In last week’s New Yorker Adam Gopnik wrote and incredibly wide-ranging and ultimately soothing article that, crudely, goes something like this: Don’t worry if these hard times haven’t stimulated your imagination. Necessity is not the mother of invention; leisure is. In fatter times we have the excess energy and resources to sit around inventing. In lean times, it’s enough just to get by.

It’s a win-win situation as he sets it up. The expectations for our salad days are lessened (comforting for those of us disappointed that all that paucity failed to produce the requisite bursts of genius), and the fear of lethargy in our more abundant middle age dispelled. Personally, it works out beautifully. When Gopnik veers scientifically, things get shaky.

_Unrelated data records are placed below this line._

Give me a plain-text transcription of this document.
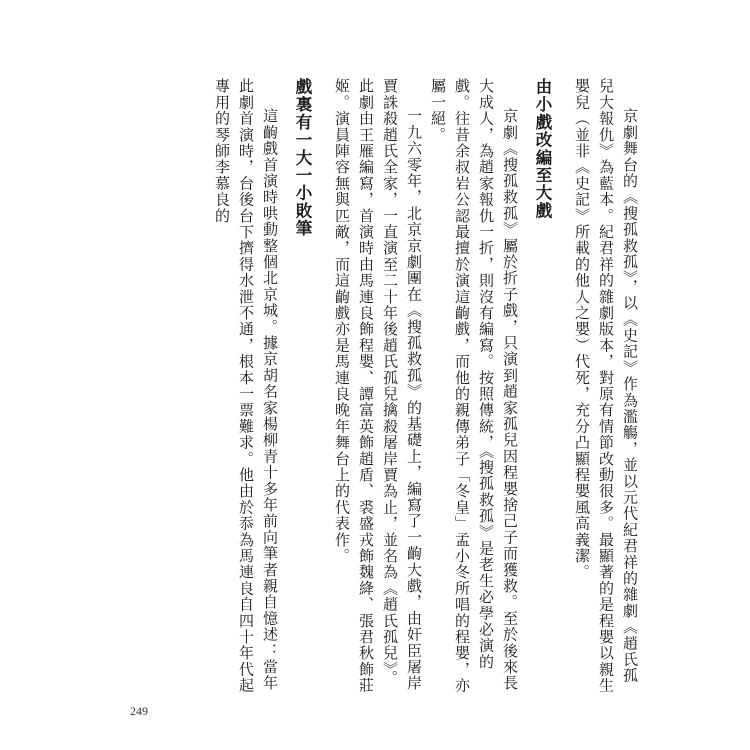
京劇舞台的《搜孤救孤》，以《史記》作為濫觴，並以元代紀君祥的雜劇《趙氏孤兒大報仇》為藍本。紀君祥的雜劇版本，對原有情節改動很多。最顯著的是程嬰以親生嬰兒（並非《史記》所載的他人之嬰）代死，充分凸顯程嬰風高義潔。

由小戲改編至大戲

京劇《搜孤救孤》屬於折子戲，只演到趙家孤兒因程嬰捨己子而獲救。至於後來長大成人，為趙家報仇一折，則沒有編寫。按照傳統，《搜孤救孤》是老生必學必演的戲。往昔余叔岩公認最擅於演這齣戲，而他的親傳弟子「冬皇」孟小冬所唱的程嬰，亦屬一絕。

一九六零年，北京京劇團在《搜孤救孤》的基礎上，編寫了一齣大戲，由奸臣屠岸賈誅殺趙氏全家，一直演至二十年後趙氏孤兒擒殺屠岸賈為止，並名為《趙氏孤兒》。此劇由王雁編寫，首演時由馬連良飾程嬰、譚富英飾趙盾、裘盛戎飾魏絳、張君秋飾莊姬。演員陣容無與匹敵，而這齣戲亦是馬連良晚年舞台上的代表作。

戲裏有一大一小敗筆

這齣戲首演時哄動整個北京城。據京胡名家楊柳青十多年前向筆者親自憶述：當年此劇首演時，台後台下擠得水泄不通，根本一票難求。他由於忝為馬連良自四十年代起專用的琴師李慕良的

249
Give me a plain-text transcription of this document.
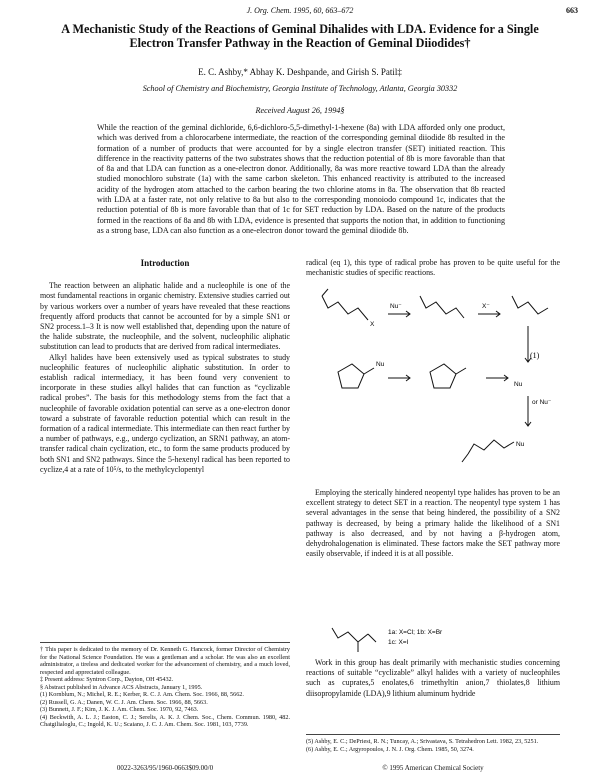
J. Org. Chem. 1995, 60, 663–672	663
A Mechanistic Study of the Reactions of Geminal Dihalides with LDA. Evidence for a Single Electron Transfer Pathway in the Reaction of Geminal Diiodides†
E. C. Ashby,* Abhay K. Deshpande, and Girish S. Patil‡
School of Chemistry and Biochemistry, Georgia Institute of Technology, Atlanta, Georgia 30332
Received August 26, 1994§
While the reaction of the geminal dichloride, 6,6-dichloro-5,5-dimethyl-1-hexene (8a) with LDA afforded only one product, which was derived from a chlorocarbene intermediate, the reaction of the corresponding geminal diiodide 8b resulted in the formation of a number of products that were accounted for by a single electron transfer (SET) initiated reaction. This difference in the reactivity patterns of the two substrates shows that the reduction potential of 8b is more favorable than that of 8a and that LDA can function as a one-electron donor. Additionally, 8a was more reactive toward LDA than the already studied monochloro substrate (1a) with the same carbon skeleton. This enhanced reactivity is attributed to the increased acidity of the hydrogen atom attached to the carbon bearing the two chlorine atoms in 8a. The observation that 8b reacted with LDA at a faster rate, not only relative to 8a but also to the corresponding monoiodo compound 1c, indicates that the reduction potential of 8b is more favorable than that of 1c for SET reduction by LDA. Based on the nature of the products formed in the reactions of 8a and 8b with LDA, evidence is presented that supports the notion that, in addition to functioning as a strong base, LDA can also function as a one-electron donor toward the geminal diiodide 8b.
Introduction

The reaction between an aliphatic halide and a nucleophile is one of the most fundamental reactions in organic chemistry. Extensive studies carried out by various workers over a number of years have revealed that these reactions frequently afford products that cannot be accounted for by a simple SN1 or SN2 process.1–3 It is now well established that, depending upon the nature of the halide substrate, the nucleophile, and the solvent, nucleophilic aliphatic substitution can lead to products that are derived from radical intermediates.

Alkyl halides have been extensively used as typical substrates to study nucleophilic features of nucleophilic aliphatic substitution. In order to establish radical intermediacy, it has been found very convenient to incorporate in these studies alkyl halides that can function as “cyclizable radical probes”. The basis for this methodology stems from the fact that a nucleophile of favorable oxidation potential can serve as a one-electron donor toward a substrate of favorable reduction potential which can result in the formation of a radical intermediate. This intermediate can then react further by a number of pathways, e.g., undergo cyclization, an SRN1 pathway, an atom-transfer radical chain cyclization, etc., to form the same products produced by both SN1 and SN2 pathways. Since the 5-hexenyl radical has been reported to cyclize,4 at a rate of 10⁵/s, to the methylcyclopentyl

† This paper is dedicated to the memory of Dr. Kenneth G. Hancock, former Director of Chemistry for the National Science Foundation. He was a gentleman and a scholar. He was also an excellent administrator, a tireless and dedicated worker for the advancement of chemistry, and a much loved, respected and appreciated colleague.
‡ Present address: Syntron Corp., Dayton, OH 45432.
§ Abstract published in Advance ACS Abstracts, January 1, 1995.
(1) Kornblum, N.; Michel, R. E.; Kerber, R. C. J. Am. Chem. Soc. 1966, 88, 5662.
(2) Russell, G. A.; Danen, W. C. J. Am. Chem. Soc. 1966, 88, 5663.
(3) Bunnett, J. F.; Kim, J. K. J. Am. Chem. Soc. 1970, 92, 7463.
(4) Beckwith, A. L. J.; Easton, C. J.; Serelis, A. K. J. Chem. Soc., Chem. Commun. 1980, 482. Chatgilialoglu, C.; Ingold, K. U.; Scaiano, J. C. J. Am. Chem. Soc. 1981, 103, 7739.

radical (eq 1), this type of radical probe has proven to be quite useful for the mechanistic studies of specific reactions.

X
Nu
Nu⁻	X⁻
or Nu⁻
Nu
Nu
(1)

Employing the sterically hindered neopentyl type halides has proven to be an excellent strategy to detect SET in a reaction. The neopentyl type system 1 has several advantages in the sense that being hindered, the possibility of a SN2 pathway is decreased, by being a primary halide the likelihood of a SN1 pathway is also decreased, and by not having a β-hydrogen atom, dehydrohalogenation is eliminated. These factors make the SET pathway more easily observable, if indeed it is at all possible.

1a: X=Cl; 1b: X=Br
1c: X=I

Work in this group has dealt primarily with mechanistic studies concerning reactions of suitable “cyclizable” alkyl halides with a variety of nucleophiles such as cuprates,5 enolates,6 trimethyltin anion,7 thiolates,8 lithium diisopropylamide (LDA),9 lithium aluminum hydride

(5) Ashby, E. C.; DePriest, R. N.; Tuncay, A.; Srivastava, S. Tetrahedron Lett. 1982, 23, 5251.
(6) Ashby, E. C.; Argyropoulos, J. N. J. Org. Chem. 1985, 50, 3274.
0022-3263/95/1960-0663$09.00/0	© 1995 American Chemical Society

Among a handful of evolutionary biologists, Gopnik sites Joan Roughgarden’s new book, The Genial Gene, as his musings turn scientific. He mentions in passing Roughgarden’s main thesis that some sexual selection is social, not selfish; mates don’t necessarily prefer the most exotic looking lover, but eye-catching traits may make an animal well respected among a clique of peers, and mates do like their partners to have friends. But he doesn’t make much of it, dismissing it as a kind of west coast communalism. It’s just a step on the way to one the other findings in Roughgarden’s book: that beautiful and outlandish traits in animals may not have evolved from homeliness, as commonly thought. Quite the opposite, some animals, like peacocks and peahens, have evolved to be more drab. Or, more specifically, the peahens have become drabber, a trait that seems to serve them as camouflage from predators when they are in the tough times of raising their young. Bright feathers might win friends when times are good, but when survival is on the line basic colorlessness is the best way to stay alive.

Gopnik uses this, a little snidely, to support his idea that hard times bring out the drab in us. They are the times we should, naturally, get back to basics. The leap he makes here is a funny one. He assumes what is true for the genome is true for the imagination. If feathers get drabber in hard times, so must ideas. This goes far beyond the mind/body connections, all the way to the mind/bird connection. It’s an especially risky leap of logic since Roughgarden herself states that evolutionary biology does not now, and may never, explain human behavior (for a great synopsis of her position, scroll down a bit to the podcast interview with her). Just because the peacocks are doing it, doesn’t mean we have to follow.

Professor Roughgarden has a great quote in the interview about scientific theories: “The logic is sound, but that doesn’t mean that it’s true.” What’s true, scientifically, is the world as it is, not as we imagine it to be, no matter how soothing or logical our imaginings. Gopnik’s piece, however, underscored another kind of truth: that which feels true. Perhaps we don’t need evolutionary biology just yet to explain our complicated human motivations. Perhaps ornately imagined writing, streams of consciousness, free association, and the poetry of a rambling New Yorker article are perfectly good modes of exploring ourselves, in good times or bad.